The incident followed by one day the presentation by dealership management of what they dubbed their “last and best offer” to solve the long running labor dispute. 

Union officials scoffed at the offer. 

Members of East Bay Automotive Machinists Lodge Local 1546 have been picketing the dealership since new owners purchased the dealership on June 1 and voided the existing contract signed when the dealership was owned by Jim Doten. 

Teamster Jim O’Hara, who has been walking the picket line, said he had momentarily left the rat moments after noon Thursday to talk to colleague Dave Allen, who was picketing near the dealerships shop entrance. 

The two soon observed with alarm that the $3,000 rat had started to keel over. 

“At first, we thought maybe the generator had died,” O’Hara said. 

But the generator—which is made by Honda—was still quietly chugging away. 

On lifting up the sadly supine rodent, they discovered three long knife slashes in the critter’s belly, and O’Hara grabbed his camera to document the incident as his colleague called police. 

Mike Cook came out from union headquarters with a repair kit, and in less than three hours the rodent was inflated anew and presiding once again over the southwest corner of the intersection of Shattuck Avenue and Parker Street. 

“People have developed a lot of affection for the rat,” Parker said. “I’ve seen parents bring their children by and lift them up so they can shake his hands.
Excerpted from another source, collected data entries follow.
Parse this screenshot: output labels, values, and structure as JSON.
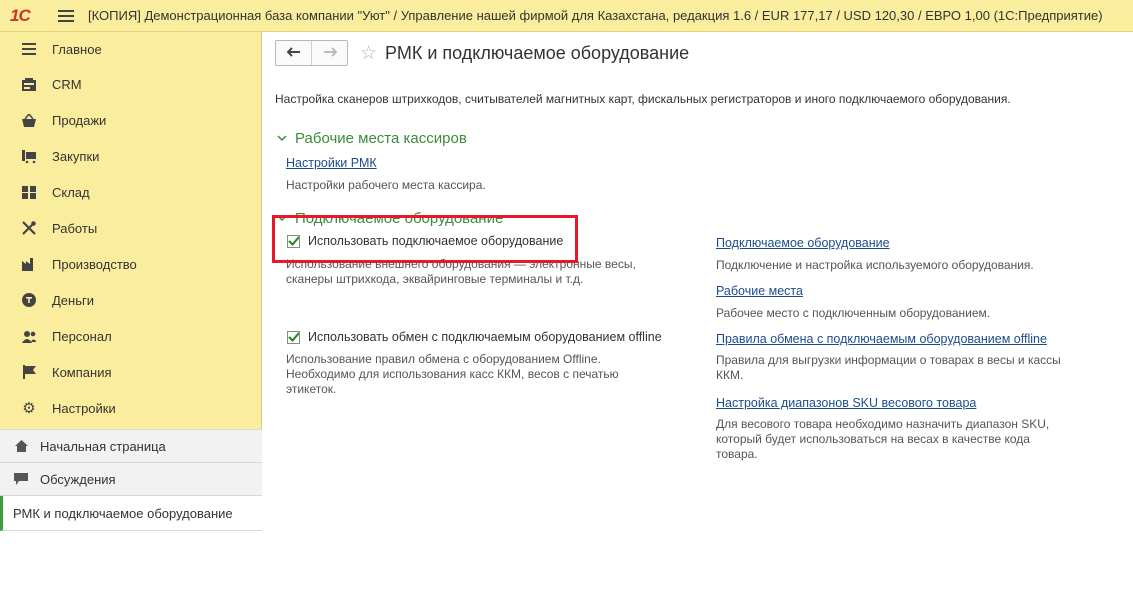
{
  "window": {
    "logo": "1С",
    "title": "[КОПИЯ] Демонстрационная база компании \"Уют\" / Управление нашей фирмой для Казахстана, редакция 1.6 / EUR 177,17 / USD 120,30 / ЕВРО 1,00  (1С:Предприятие)"
  },
  "sidebar": {
    "items": [
      {
        "label": "Главное",
        "icon": "menu-lines-icon"
      },
      {
        "label": "CRM",
        "icon": "crm-icon"
      },
      {
        "label": "Продажи",
        "icon": "basket-icon"
      },
      {
        "label": "Закупки",
        "icon": "cart-icon"
      },
      {
        "label": "Склад",
        "icon": "warehouse-icon"
      },
      {
        "label": "Работы",
        "icon": "tools-icon"
      },
      {
        "label": "Производство",
        "icon": "factory-icon"
      },
      {
        "label": "Деньги",
        "icon": "money-icon"
      },
      {
        "label": "Персонал",
        "icon": "people-icon"
      },
      {
        "label": "Компания",
        "icon": "flag-icon"
      },
      {
        "label": "Настройки",
        "icon": "gear-icon"
      }
    ],
    "open_windows": [
      {
        "label": "Начальная страница",
        "icon": "home-icon"
      },
      {
        "label": "Обсуждения",
        "icon": "chat-icon"
      },
      {
        "label": "РМК и подключаемое оборудование",
        "active": true
      }
    ]
  },
  "main": {
    "title": "РМК и подключаемое оборудование",
    "description": "Настройка сканеров штрихкодов, считывателей магнитных карт, фискальных регистраторов и иного подключаемого оборудования.",
    "section_cashiers": {
      "title": "Рабочие места кассиров",
      "link": "Настройки РМК",
      "note": "Настройки рабочего места кассира."
    },
    "section_equipment": {
      "title": "Подключаемое оборудование",
      "checkbox1": {
        "label": "Использовать подключаемое оборудование",
        "checked": true,
        "note_line1": "Использование внешнего оборудования — электронные весы,",
        "note_line2": "сканеры штрихкода, эквайринговые терминалы и т.д."
      },
      "checkbox2": {
        "label": "Использовать обмен с подключаемым оборудованием offline",
        "checked": true,
        "note_line1": "Использование правил обмена с оборудованием Offline.",
        "note_line2": "Необходимо для использования касс ККМ, весов с печатью",
        "note_line3": "этикеток."
      },
      "right_links": [
        {
          "link": "Подключаемое оборудование",
          "note_line1": "Подключение и настройка используемого оборудования."
        },
        {
          "link": "Рабочие места",
          "note_line1": "Рабочее место с подключенным оборудованием."
        },
        {
          "link": "Правила обмена с подключаемым оборудованием offline",
          "note_line1": "Правила для выгрузки информации о товарах в весы и кассы",
          "note_line2": "ККМ."
        },
        {
          "link": "Настройка диапазонов SKU весового товара",
          "note_line1": "Для весового товара необходимо назначить диапазон SKU,",
          "note_line2": "который будет использоваться на весах в качестве кода",
          "note_line3": "товара."
        }
      ]
    }
  },
  "colors": {
    "sidebar_bg": "#fbed9e",
    "section_title": "#3d8b3d",
    "link": "#1c4d8e",
    "highlight": "#e8182b",
    "checkmark": "#2f8f2f"
  }
}
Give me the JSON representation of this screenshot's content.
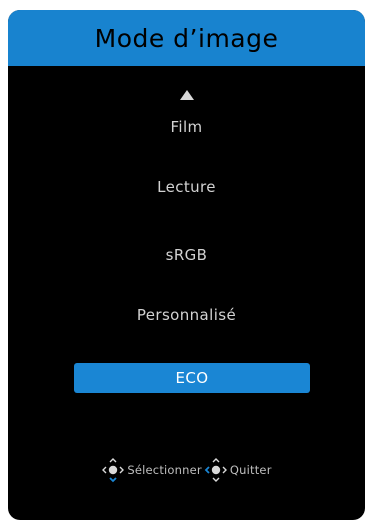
{
  "header": {
    "title": "Mode d’image"
  },
  "menu": {
    "items": [
      {
        "label": "Film",
        "selected": false
      },
      {
        "label": "Lecture",
        "selected": false
      },
      {
        "label": "sRGB",
        "selected": false
      },
      {
        "label": "Personnalisé",
        "selected": false
      },
      {
        "label": "ECO",
        "selected": true
      }
    ]
  },
  "footer": {
    "select_label": "Sélectionner",
    "exit_label": "Quitter"
  },
  "icons": {
    "scroll": "triangle-up-icon",
    "select": "joystick-select-icon",
    "exit": "joystick-exit-icon"
  },
  "colors": {
    "accent": "#1883cf",
    "selected_bg": "#1a86d4",
    "text": "#d2d2d2",
    "background": "#000000"
  }
}
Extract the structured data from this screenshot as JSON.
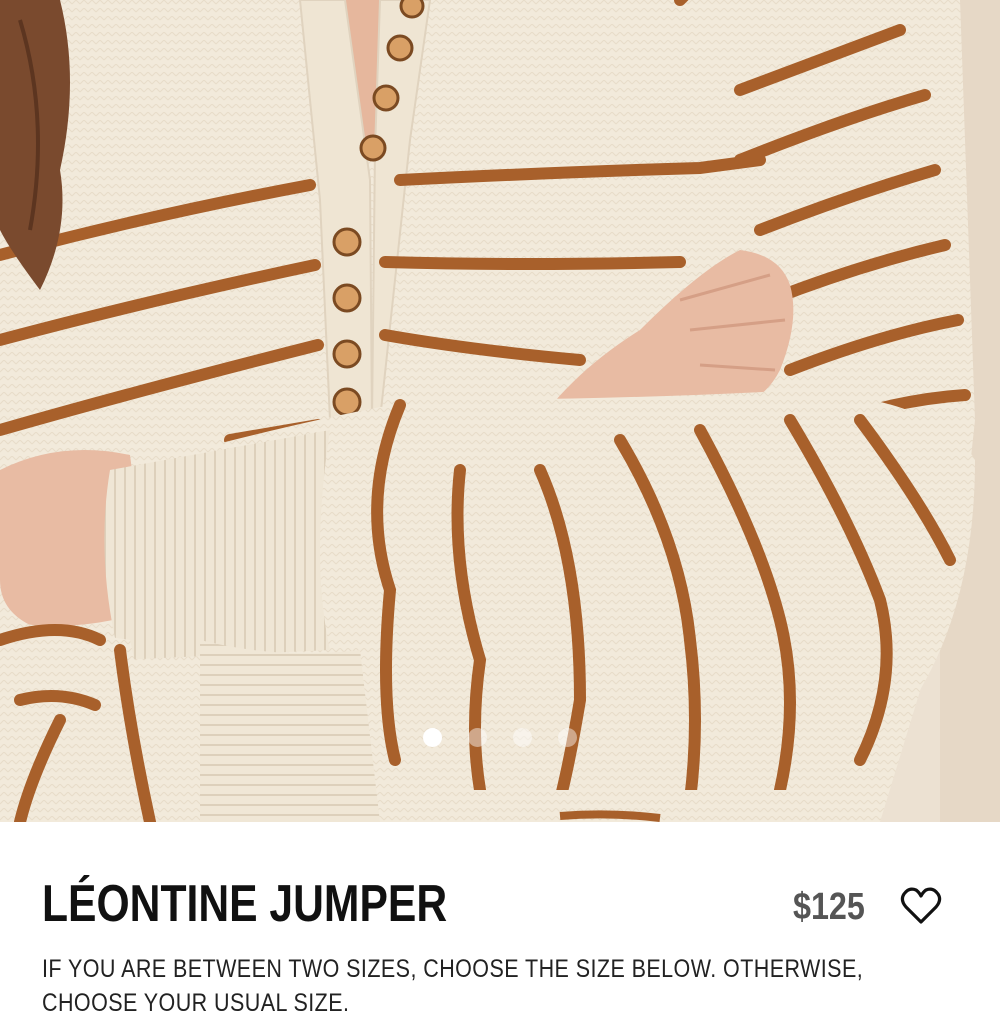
{
  "product": {
    "title": "LÉONTINE JUMPER",
    "price": "$125",
    "size_note": "IF YOU ARE BETWEEN TWO SIZES, CHOOSE THE SIZE BELOW. OTHERWISE, CHOOSE YOUR USUAL SIZE."
  },
  "gallery": {
    "image_count": 4,
    "active_index": 0
  },
  "icons": {
    "wishlist": "heart-outline-icon"
  },
  "colors": {
    "sweater": "#f2eadb",
    "stripe": "#a8602b",
    "background": "#ece1d2",
    "skin": "#e8bba3",
    "hair": "#7a4a2e",
    "title_text": "#111111",
    "price_text": "#555555"
  }
}
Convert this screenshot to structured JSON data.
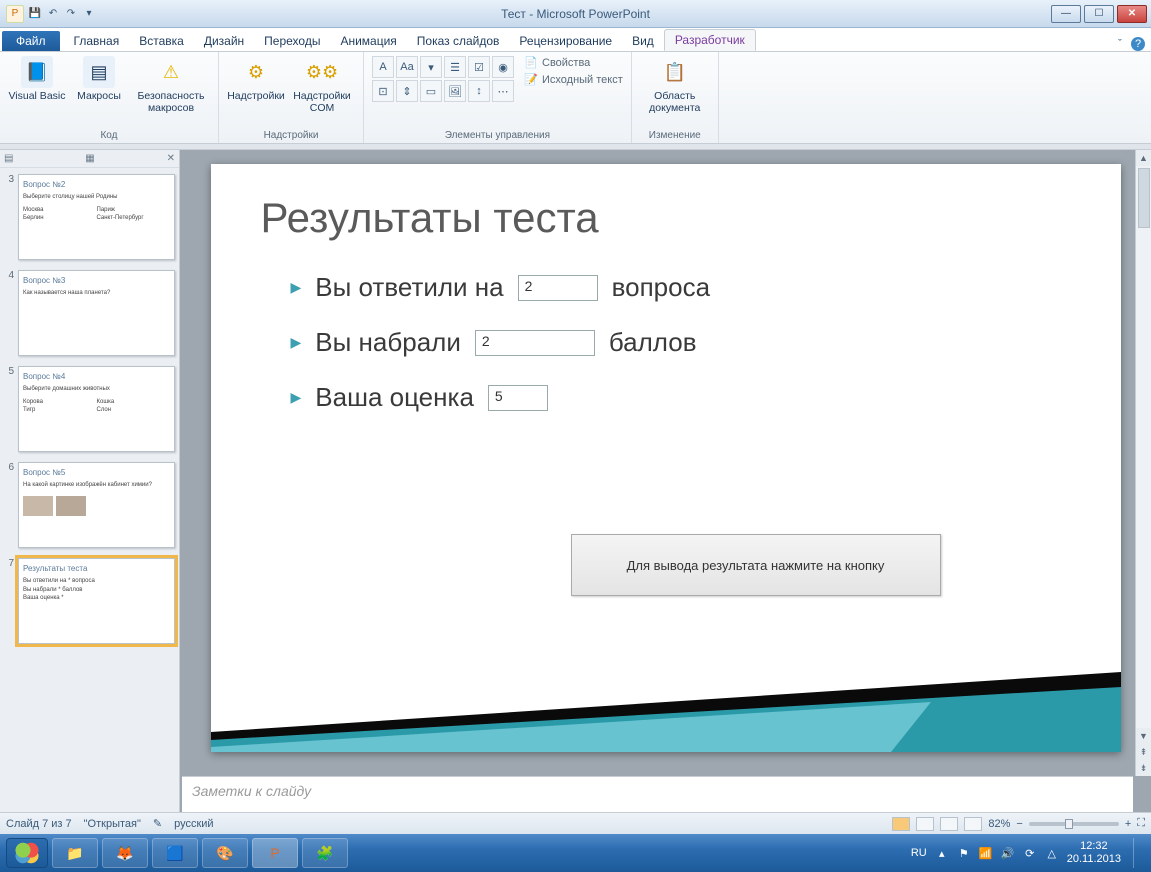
{
  "window": {
    "title": "Тест - Microsoft PowerPoint"
  },
  "ribbon": {
    "file": "Файл",
    "tabs": [
      "Главная",
      "Вставка",
      "Дизайн",
      "Переходы",
      "Анимация",
      "Показ слайдов",
      "Рецензирование",
      "Вид",
      "Разработчик"
    ],
    "active_tab": "Разработчик",
    "groups": {
      "code": {
        "label": "Код",
        "visual_basic": "Visual Basic",
        "macros": "Макросы",
        "security": "Безопасность макросов"
      },
      "addins": {
        "label": "Надстройки",
        "addins": "Надстройки",
        "com_addins": "Надстройки COM"
      },
      "controls": {
        "label": "Элементы управления",
        "properties": "Свойства",
        "view_code": "Исходный текст"
      },
      "modify": {
        "label": "Изменение",
        "doc_panel": "Область документа"
      }
    }
  },
  "thumb_panel": {
    "slides": [
      {
        "num": "3",
        "title": "Вопрос №2",
        "body": "Выберите столицу нашей Родины",
        "opts": [
          "Москва",
          "Париж",
          "Берлин",
          "Санкт-Петербург"
        ]
      },
      {
        "num": "4",
        "title": "Вопрос №3",
        "body": "Как называется наша планета?",
        "opts": []
      },
      {
        "num": "5",
        "title": "Вопрос №4",
        "body": "Выберите домашних животных",
        "opts": [
          "Корова",
          "Кошка",
          "Тигр",
          "Слон"
        ]
      },
      {
        "num": "6",
        "title": "Вопрос №5",
        "body": "На какой картинке изображён кабинет химии?",
        "opts": []
      },
      {
        "num": "7",
        "title": "Результаты теста",
        "body": "",
        "opts": [
          "Вы ответили на * вопроса",
          "Вы набрали * баллов",
          "Ваша оценка *"
        ]
      }
    ],
    "selected": "7"
  },
  "slide": {
    "title": "Результаты теста",
    "line1_a": "Вы ответили на",
    "line1_val": "2",
    "line1_b": "вопроса",
    "line2_a": "Вы набрали",
    "line2_val": "2",
    "line2_b": "баллов",
    "line3_a": "Ваша оценка",
    "line3_val": "5",
    "button": "Для вывода результата нажмите на кнопку"
  },
  "notes": {
    "placeholder": "Заметки к слайду"
  },
  "status": {
    "slide": "Слайд 7 из 7",
    "theme": "\"Открытая\"",
    "language": "русский",
    "zoom": "82%"
  },
  "taskbar": {
    "lang": "RU",
    "time": "12:32",
    "date": "20.11.2013"
  }
}
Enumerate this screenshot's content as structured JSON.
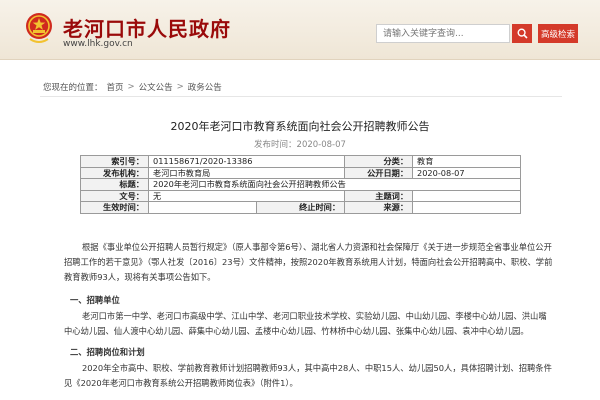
{
  "site": {
    "title": "老河口市人民政府",
    "url": "www.lhk.gov.cn"
  },
  "search": {
    "placeholder": "请输入关键字查询...",
    "advanced_label": "高级检索"
  },
  "breadcrumb": {
    "prefix": "您现在的位置：",
    "items": [
      "首页",
      "公文公告",
      "政务公告"
    ],
    "separator": ">"
  },
  "article": {
    "title": "2020年老河口市教育系统面向社会公开招聘教师公告",
    "publish_date": "发布时间：2020-08-07"
  },
  "meta": {
    "index_label": "索引号：",
    "index_value": "011158671/2020-13386",
    "category_label": "分类：",
    "category_value": "教育",
    "publisher_label": "发布机构：",
    "publisher_value": "老河口市教育局",
    "pubdate_label": "公开日期：",
    "pubdate_value": "2020-08-07",
    "title_label": "标题：",
    "title_value": "2020年老河口市教育系统面向社会公开招聘教师公告",
    "docno_label": "文号：",
    "docno_value": "无",
    "keywords_label": "主题词：",
    "keywords_value": "",
    "effective_label": "生效时间：",
    "effective_value": "",
    "expire_label": "终止时间：",
    "expire_value": "",
    "source_label": "来源：",
    "source_value": ""
  },
  "content": {
    "p1": "根据《事业单位公开招聘人员暂行规定》（原人事部令第6号）、湖北省人力资源和社会保障厅《关于进一步规范全省事业单位公开招聘工作的若干意见》（鄂人社发〔2016〕23号）文件精神，按照2020年教育系统用人计划，特面向社会公开招聘高中、职校、学前教育教师93人，现将有关事项公告如下。",
    "h1": "一、招聘单位",
    "p2": "老河口市第一中学、老河口市高级中学、江山中学、老河口职业技术学校、实验幼儿园、中山幼儿园、李楼中心幼儿园、洪山嘴中心幼儿园、仙人渡中心幼儿园、薛集中心幼儿园、孟楼中心幼儿园、竹林桥中心幼儿园、张集中心幼儿园、袁冲中心幼儿园。",
    "h2": "二、招聘岗位和计划",
    "p3": "2020年全市高中、职校、学前教育教师计划招聘教师93人，其中高中28人、中职15人、幼儿园50人，具体招聘计划、招聘条件见《2020年老河口市教育系统公开招聘教师岗位表》（附件1）。"
  },
  "colors": {
    "brand_red": "#9a0a0a",
    "button_red": "#d43a2a",
    "header_bg": "#f3ece0"
  },
  "icons": {
    "emblem": "national-emblem-icon",
    "search": "search-icon"
  }
}
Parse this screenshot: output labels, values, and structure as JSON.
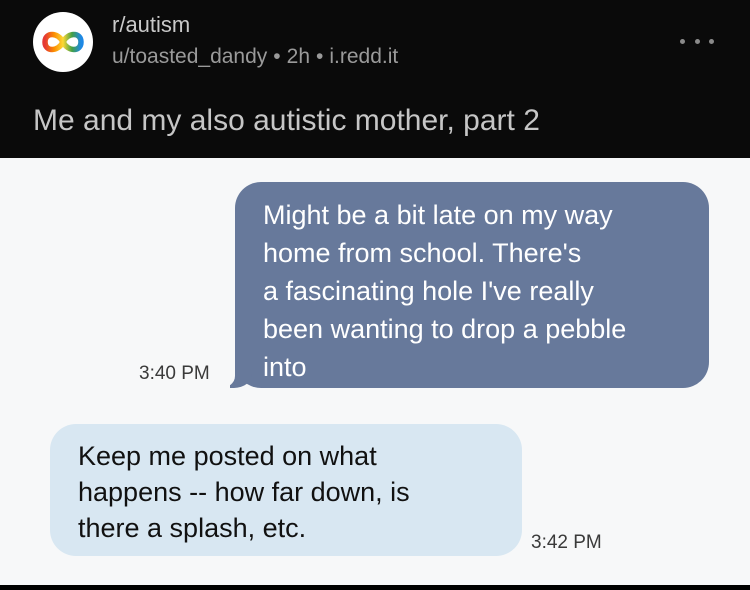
{
  "post": {
    "subreddit": "r/autism",
    "author": "u/toasted_dandy",
    "age": "2h",
    "domain": "i.redd.it",
    "separator": "•",
    "title": "Me and my also autistic mother, part 2"
  },
  "icons": {
    "avatar": "infinity-logo-icon",
    "more": "more-options-icon"
  },
  "colors": {
    "outgoing_bubble": "#67799b",
    "incoming_bubble": "#d8e7f2"
  },
  "messages": [
    {
      "direction": "outgoing",
      "lines": [
        "Might be a bit late on my way",
        "home from school. There's",
        "a fascinating hole I've really",
        "been wanting to drop a pebble",
        "into"
      ],
      "time": "3:40 PM"
    },
    {
      "direction": "incoming",
      "lines": [
        "Keep me posted on what",
        "happens -- how far down, is",
        "there a splash, etc."
      ],
      "time": "3:42 PM"
    }
  ]
}
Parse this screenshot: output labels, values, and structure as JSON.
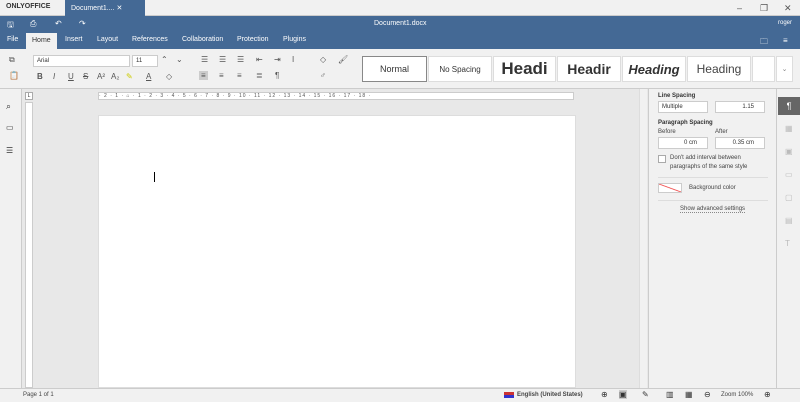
{
  "app": {
    "logo": "ONLYOFFICE",
    "tab": "Document1....",
    "title": "Document1.docx",
    "user": "roger"
  },
  "menu": [
    "File",
    "Home",
    "Insert",
    "Layout",
    "References",
    "Collaboration",
    "Protection",
    "Plugins"
  ],
  "font": {
    "name": "Arial",
    "size": "11"
  },
  "styles": [
    "Normal",
    "No Spacing",
    "Headi",
    "Headir",
    "Heading",
    "Heading"
  ],
  "ruler": "· 2 · 1 · ⌂ · 1 · 2 · 3 · 4 · 5 · 6 · 7 · 8 · 9 · 10 · 11 · 12 · 13 · 14 · 15 · 16 · 17 · 18 ·",
  "panel": {
    "line_spacing": "Line Spacing",
    "line_mode": "Multiple",
    "line_value": "1.15",
    "para_spacing": "Paragraph Spacing",
    "before_label": "Before",
    "after_label": "After",
    "before": "0 cm",
    "after": "0.35 cm",
    "no_interval": "Don't add interval between paragraphs of the same style",
    "bg_color": "Background color",
    "advanced": "Show advanced settings"
  },
  "status": {
    "page": "Page 1 of 1",
    "language": "English (United States)",
    "zoom": "Zoom 100%"
  }
}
There were even carolers singing around him at Christmas.” 

The rodent was still in Christmas garb Thursday, wearing a Santa hat atop his furry little head and had a string of lights around his neck. 

Pickets were out in force by Thursday evening, beseeching would-be buyers and shop customers to hear them out before patronizing the dealership. 

When the new owners, headed by Stephen Beinke, a Danville businessman, took over in June, they made all employees reapply for their jobs. Ten of the union’s repair shop workers were rehired but 12 were dismissed, triggering the walkout. 

The key sticking point is the company’s pension proposal, which rejects the union’s demand that the dealership offer workers the union’s own pension plan.